With the ubiquity of the internet these days, I expected (well, hoped, anyway) some of the more whimsical ideas about creativity to finally die their proper deaths. It seems, however, that the internet is at least as good at perpetuating myths as it is at killing them.

This week, I have encountered not once, not twice, but three separate times (once online and twice in person) a particularly ridiculous idea that I was lucky enough to shed by the age of fourteen or so: "I cannot create if I'm not inspired."

I could throw out plenty of quotes by successful artists about the value of hard work over so-called inspiration, but you can search out those yourself. I'd rather approach this from a more personal vantage.

I have known what it is to be truly inspired. I have felt the serenity of being seemingly guided by some otherworldly force as I put words to the page, and everything that I got out was golden. When I was lucky, this feeling would last for a couple hours, giving me a few thousand words that needed minimal tweaking or editing. They just worked.

The feeling always went away before I had the entire story, though - and usually it doesn't last for hours. Usually it is just for a few moments, and often not when I am actually writing.
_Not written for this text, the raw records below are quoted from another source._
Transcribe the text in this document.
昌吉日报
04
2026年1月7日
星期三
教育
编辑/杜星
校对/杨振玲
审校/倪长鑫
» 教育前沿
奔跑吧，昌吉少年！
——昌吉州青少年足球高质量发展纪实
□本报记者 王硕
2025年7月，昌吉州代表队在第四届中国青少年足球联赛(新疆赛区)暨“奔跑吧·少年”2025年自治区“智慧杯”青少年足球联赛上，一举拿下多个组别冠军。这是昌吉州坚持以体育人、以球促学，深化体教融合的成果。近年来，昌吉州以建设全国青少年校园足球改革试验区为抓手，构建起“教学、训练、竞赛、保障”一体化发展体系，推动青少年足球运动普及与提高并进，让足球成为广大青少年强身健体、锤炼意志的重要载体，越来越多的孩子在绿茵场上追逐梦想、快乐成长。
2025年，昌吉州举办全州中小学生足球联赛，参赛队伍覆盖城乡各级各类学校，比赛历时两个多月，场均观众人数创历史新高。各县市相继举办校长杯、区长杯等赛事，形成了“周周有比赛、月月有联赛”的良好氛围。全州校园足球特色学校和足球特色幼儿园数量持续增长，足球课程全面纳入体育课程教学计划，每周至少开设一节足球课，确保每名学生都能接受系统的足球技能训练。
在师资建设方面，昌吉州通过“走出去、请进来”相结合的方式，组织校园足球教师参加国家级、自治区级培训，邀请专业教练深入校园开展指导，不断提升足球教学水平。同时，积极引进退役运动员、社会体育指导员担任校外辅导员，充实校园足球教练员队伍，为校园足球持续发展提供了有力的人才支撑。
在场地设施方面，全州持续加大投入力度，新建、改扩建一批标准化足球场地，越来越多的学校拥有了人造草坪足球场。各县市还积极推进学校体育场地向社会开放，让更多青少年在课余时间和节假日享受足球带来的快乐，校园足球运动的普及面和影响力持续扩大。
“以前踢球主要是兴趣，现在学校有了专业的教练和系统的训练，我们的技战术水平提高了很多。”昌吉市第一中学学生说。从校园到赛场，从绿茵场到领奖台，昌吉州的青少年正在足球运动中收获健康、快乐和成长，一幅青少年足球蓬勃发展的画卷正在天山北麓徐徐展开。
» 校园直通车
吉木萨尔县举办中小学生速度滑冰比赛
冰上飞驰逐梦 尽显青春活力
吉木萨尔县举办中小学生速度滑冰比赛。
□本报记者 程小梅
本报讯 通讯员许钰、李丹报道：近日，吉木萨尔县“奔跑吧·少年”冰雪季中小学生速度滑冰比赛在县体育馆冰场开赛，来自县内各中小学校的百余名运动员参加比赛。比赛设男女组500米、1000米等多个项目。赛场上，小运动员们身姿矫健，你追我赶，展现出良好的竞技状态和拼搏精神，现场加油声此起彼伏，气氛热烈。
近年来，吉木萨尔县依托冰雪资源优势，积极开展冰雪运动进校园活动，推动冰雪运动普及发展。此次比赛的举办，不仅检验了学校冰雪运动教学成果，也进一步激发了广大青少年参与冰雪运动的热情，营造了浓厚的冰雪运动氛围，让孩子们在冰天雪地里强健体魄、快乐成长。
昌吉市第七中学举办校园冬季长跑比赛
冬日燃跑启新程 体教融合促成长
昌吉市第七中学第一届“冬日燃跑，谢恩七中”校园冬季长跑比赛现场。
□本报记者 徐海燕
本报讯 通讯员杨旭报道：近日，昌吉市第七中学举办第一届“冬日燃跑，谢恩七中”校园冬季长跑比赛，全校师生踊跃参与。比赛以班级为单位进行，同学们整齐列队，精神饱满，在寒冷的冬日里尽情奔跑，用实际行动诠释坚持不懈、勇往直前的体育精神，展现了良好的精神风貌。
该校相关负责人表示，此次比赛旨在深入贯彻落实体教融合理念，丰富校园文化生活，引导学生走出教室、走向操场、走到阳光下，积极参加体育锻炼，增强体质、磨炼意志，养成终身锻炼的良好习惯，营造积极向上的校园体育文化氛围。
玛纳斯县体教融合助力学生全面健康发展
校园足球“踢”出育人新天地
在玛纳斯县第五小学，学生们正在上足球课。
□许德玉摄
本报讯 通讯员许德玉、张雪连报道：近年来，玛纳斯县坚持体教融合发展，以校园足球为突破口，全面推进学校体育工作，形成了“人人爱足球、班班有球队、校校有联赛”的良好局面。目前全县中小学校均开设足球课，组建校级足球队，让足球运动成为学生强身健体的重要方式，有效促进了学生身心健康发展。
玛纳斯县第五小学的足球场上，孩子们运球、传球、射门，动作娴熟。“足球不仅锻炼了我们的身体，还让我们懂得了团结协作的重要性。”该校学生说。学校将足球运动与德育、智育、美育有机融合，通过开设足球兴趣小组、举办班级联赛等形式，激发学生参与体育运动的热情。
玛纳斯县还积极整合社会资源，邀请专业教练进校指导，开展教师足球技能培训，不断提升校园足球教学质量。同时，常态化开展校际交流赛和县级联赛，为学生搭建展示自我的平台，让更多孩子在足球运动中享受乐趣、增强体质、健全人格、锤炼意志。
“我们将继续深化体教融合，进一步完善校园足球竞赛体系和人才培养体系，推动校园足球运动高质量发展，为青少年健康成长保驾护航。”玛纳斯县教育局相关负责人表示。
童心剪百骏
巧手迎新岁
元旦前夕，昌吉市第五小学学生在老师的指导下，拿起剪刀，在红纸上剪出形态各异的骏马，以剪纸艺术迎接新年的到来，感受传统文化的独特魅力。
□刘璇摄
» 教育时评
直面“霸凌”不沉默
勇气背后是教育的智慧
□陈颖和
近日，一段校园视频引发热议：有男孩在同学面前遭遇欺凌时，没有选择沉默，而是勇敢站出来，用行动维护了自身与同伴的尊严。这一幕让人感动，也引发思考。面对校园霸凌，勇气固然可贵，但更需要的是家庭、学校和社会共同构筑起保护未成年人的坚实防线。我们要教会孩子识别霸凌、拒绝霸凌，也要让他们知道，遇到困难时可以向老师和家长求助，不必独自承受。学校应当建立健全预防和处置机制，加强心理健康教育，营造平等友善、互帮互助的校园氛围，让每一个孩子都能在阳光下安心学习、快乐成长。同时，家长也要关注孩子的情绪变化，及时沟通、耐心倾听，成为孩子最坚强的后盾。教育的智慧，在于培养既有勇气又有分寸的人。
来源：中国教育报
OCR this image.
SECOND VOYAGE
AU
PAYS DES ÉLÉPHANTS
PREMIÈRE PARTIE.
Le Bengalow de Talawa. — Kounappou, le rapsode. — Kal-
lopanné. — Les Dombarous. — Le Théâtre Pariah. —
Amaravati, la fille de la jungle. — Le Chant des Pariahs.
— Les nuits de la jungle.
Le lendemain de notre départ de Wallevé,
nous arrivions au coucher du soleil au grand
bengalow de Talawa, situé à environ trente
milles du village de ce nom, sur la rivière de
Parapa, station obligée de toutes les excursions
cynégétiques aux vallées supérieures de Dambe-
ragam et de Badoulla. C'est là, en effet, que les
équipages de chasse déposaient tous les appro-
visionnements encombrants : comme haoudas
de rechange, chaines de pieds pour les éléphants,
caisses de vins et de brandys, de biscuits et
I need to trust in memory or jot the ideas down before they escape, because inspiration struck in the shower or at work or - most often - just before I fall asleep (I have taken to jumping out of bed to write things down when this happens, now).

These quick visits of "The Muse" rarely garner me any more than a sentence or two, perhaps a quick exchange of dialogue, a plot point, or a visual scene. All these things need to be tied together, made sense of, and elaborated on with sufficient skill as to harness, not detract from, their perfection.

That part doesn't come with inspiration. It comes with work. Inspiration gives you an idea. Work makes it real.

Wednesday, September 19, 2012

Keep the Shoulder to the Wheel

Well, with the onset of fall and the various things that go along with it, my schedule has tightened up dramatically. I'm trying not to let this harm my writing time, but blogging time falls by the wayside. I'm sure my readers (both of you) are suitably heartbroken.

In other news, I was given a review by an indie book blogger today. Find it here. Pauline has plenty of things to say, and much of it is both valuable to potential readers and to myself as the author. Give it a look!

Her review has impressed upon me, once again, the importance of trusting yourself. Pauline enjoyed the world-building in TWIXT, whereas another of my readers (who reviewed via Amazon) thought it was lack luster. On the flip side, this other reader liked my supporting characters and Pauline seemed to think they were clunky. I have my own opinions on it all, of course, but it illustrates that ten people read one book in ten ways.

Thanks to Pauline for reading and enjoying, and thanks to all others who leave reviews for indie authors! Say what you want about the supposed unreliability of internet reviews - if nothing else, they draw attention. Attention is the currency us indie authors live by.

Well... uh, besides actual currency, which is still, all in all, more important.

Saturday, September 1, 2012

New Article Up At Mythic Scribes

My latest-written article is up at Mythic Scribes, dealing with the importance of showing human weakness in your main characters.

Find it here.

Speaking of articles, it strikes me that the previous series of blog posts would make some pretty good ones. I'm thinking of cleaning and expanding them into a couple to get the most out of the subject.